Castro lives in the Rockford region but grew up in a Chicago northwest suburb. His family is catholic and of Hispanic heritage. Castro says those pressures contributed to him moving away from his hometown.
“Part of my story that I think is interesting is me moving away from that area just so I can just be myself because I naturally came out after moving," Castro said.
Castro packed his things and moved to Denver, where he says people just knew who he was, but he still had much to tell his friends and family.
“From and early age I knew I was going to date a boy I’m going to date a man later, I have to tell my family about this," Castro said. "Closed-minded areas that’s how it was it was always a man and a woman and that’s what it’s supposed to be.”
In Freeport, the Northwest Illinois Pride Network hosted a national coming out day event where many shared their story.
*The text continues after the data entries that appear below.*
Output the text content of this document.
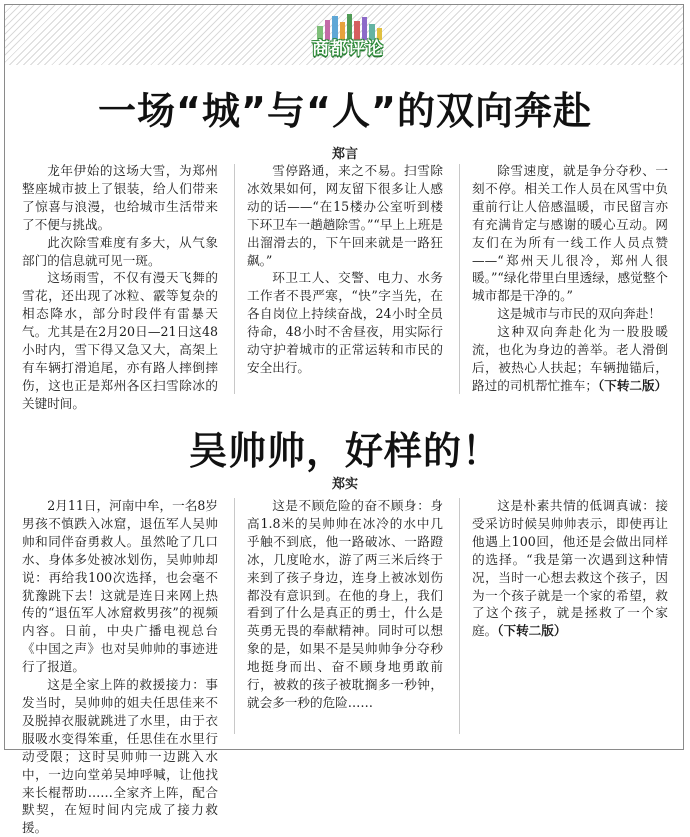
商都评论
一场“城”与“人”的双向奔赴
郑言

龙年伊始的这场大雪，为郑州整座城市披上了银装，给人们带来了惊喜与浪漫，也给城市生活带来了不便与挑战。

此次除雪难度有多大，从气象部门的信息就可见一斑。

这场雨雪，不仅有漫天飞舞的雪花，还出现了冰粒、霰等复杂的相态降水，部分时段伴有雷暴天气。尤其是在2月20日—21日这48小时内，雪下得又急又大，高架上有车辆打滑追尾，亦有路人摔倒摔伤，这也正是郑州各区扫雪除冰的关键时间。

雪停路通，来之不易。扫雪除冰效果如何，网友留下很多让人感动的话——“在15楼办公室听到楼下环卫车一趟趟除雪。”“早上上班是出溜滑去的，下午回来就是一路狂飙。”

环卫工人、交警、电力、水务工作者不畏严寒，“快”字当先，在各自岗位上持续奋战，24小时全员待命，48小时不舍昼夜，用实际行动守护着城市的正常运转和市民的安全出行。

除雪速度，就是争分夺秒、一刻不停。相关工作人员在风雪中负重前行让人倍感温暖，市民留言亦有充满肯定与感谢的暖心互动。网友们在为所有一线工作人员点赞——“郑州天儿很冷，郑州人很暖。”“绿化带里白里透绿，感觉整个城市都是干净的。”

这是城市与市民的双向奔赴！

这种双向奔赴化为一股股暖流，也化为身边的善举。老人滑倒后，被热心人扶起；车辆抛锚后，路过的司机帮忙推车；（下转二版）

吴帅帅，好样的！
郑实

2月11日，河南中牟，一名8岁男孩不慎跌入冰窟，退伍军人吴帅帅和同伴奋勇救人。虽然呛了几口水、身体多处被冰划伤，吴帅帅却说：再给我100次选择，也会毫不犹豫跳下去！这就是连日来网上热传的“退伍军人冰窟救男孩”的视频内容。日前，中央广播电视总台《中国之声》也对吴帅帅的事迹进行了报道。

这是全家上阵的救援接力：事发当时，吴帅帅的姐夫任思佳来不及脱掉衣服就跳进了水里，由于衣服吸水变得笨重，任思佳在水里行动受限；这时吴帅帅一边跳入水中，一边向堂弟吴坤呼喊，让他找来长棍帮助……全家齐上阵，配合默契，在短时间内完成了接力救援。

这是不顾危险的奋不顾身：身高1.8米的吴帅帅在冰冷的水中几乎触不到底，他一路破冰、一路蹬冰，几度呛水，游了两三米后终于来到了孩子身边，连身上被冰划伤都没有意识到。在他的身上，我们看到了什么是真正的勇士，什么是英勇无畏的奉献精神。同时可以想象的是，如果不是吴帅帅争分夺秒地挺身而出、奋不顾身地勇敢前行，被救的孩子被耽搁多一秒钟，就会多一秒的危险……

这是朴素共情的低调真诚：接受采访时候吴帅帅表示，即使再让他遇上100回，他还是会做出同样的选择。“我是第一次遇到这种情况，当时一心想去救这个孩子，因为一个孩子就是一个家的希望，救了这个孩子，就是拯救了一个家庭。（下转二版）
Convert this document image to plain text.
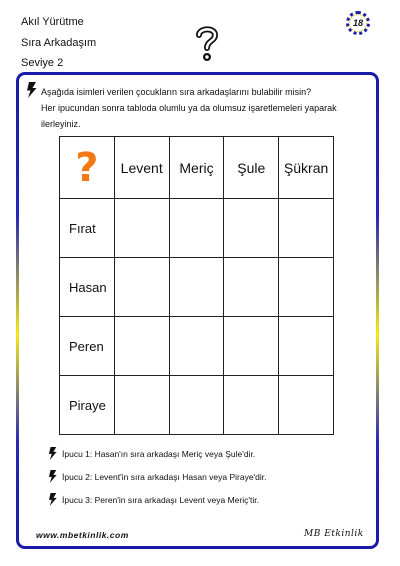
Akıl Yürütme
Sıra Arkadaşım
Seviye 2
18
Aşağıda isimleri verilen çocukların sıra arkadaşlarını bulabilir misin?
Her ipucundan sonra tabloda olumlu ya da olumsuz işaretlemeleri yaparak
ilerleyiniz.
?	Levent	Meriç	Şule	Şükran
Fırat				
Hasan				
Peren				
Piraye				
İpucu 1: Hasan'ın sıra arkadaşı Meriç veya Şule'dir.
İpucu 2: Levent'in sıra arkadaşı Hasan veya Piraye'dir.
İpucu 3: Peren'in sıra arkadaşı Levent veya Meriç'tir.
www.mbetkinlik.com	MB Etkinlik
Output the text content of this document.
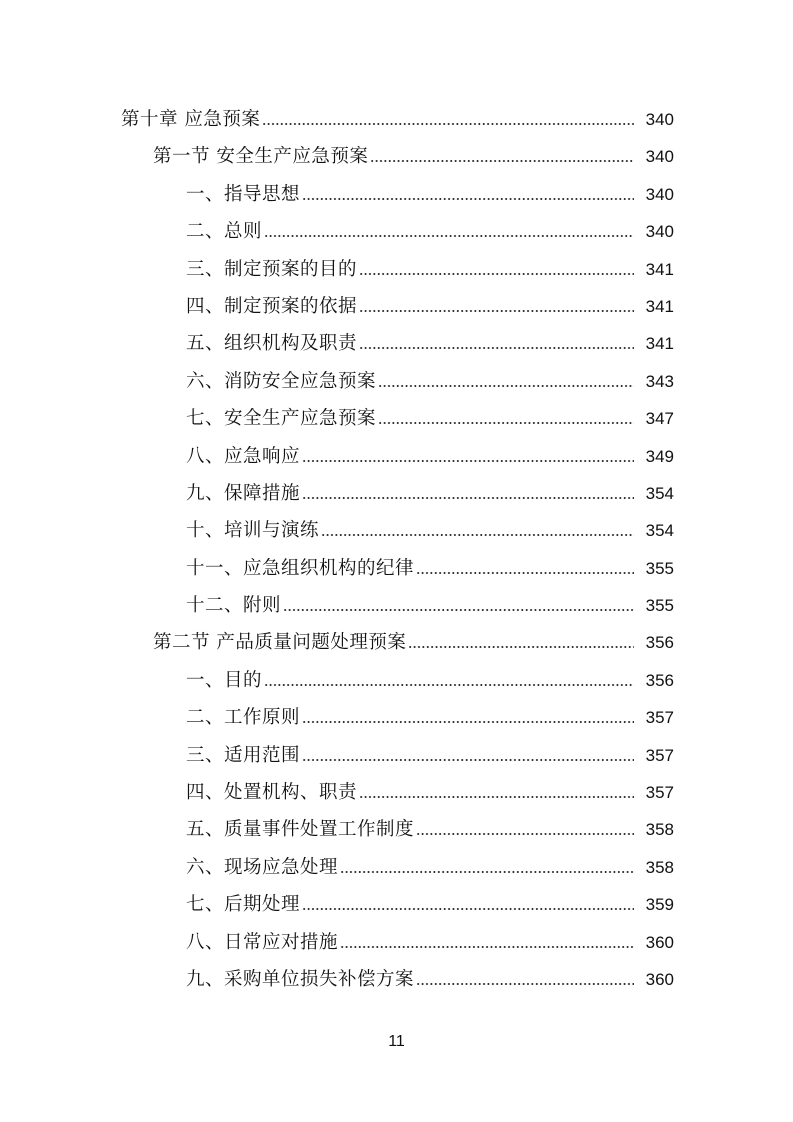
第十章 应急预案	340
第一节 安全生产应急预案	340
一、指导思想	340
二、总则	340
三、制定预案的目的	341
四、制定预案的依据	341
五、组织机构及职责	341
六、消防安全应急预案	343
七、安全生产应急预案	347
八、应急响应	349
九、保障措施	354
十、培训与演练	354
十一、应急组织机构的纪律	355
十二、附则	355
第二节 产品质量问题处理预案	356
一、目的	356
二、工作原则	357
三、适用范围	357
四、处置机构、职责	357
五、质量事件处置工作制度	358
六、现场应急处理	358
七、后期处理	359
八、日常应对措施	360
九、采购单位损失补偿方案	360
11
“I was raised with those beliefs that homosexuality was a sin and you would go to hell for that," LGBTQIA+ activist Nick Nunez said. "As young as 10 years old I remember seeing people of the same sex that I thought were attractive and feeling bad about that.”
Nunez and Castro both say national coming out day is so important because it attacks the negative stigma that keeps people from being themselves.
“I’m really happy we have a coming out day but we should treat every day as a coming out day," Castro said. "We meet new people every day, just talk about it.”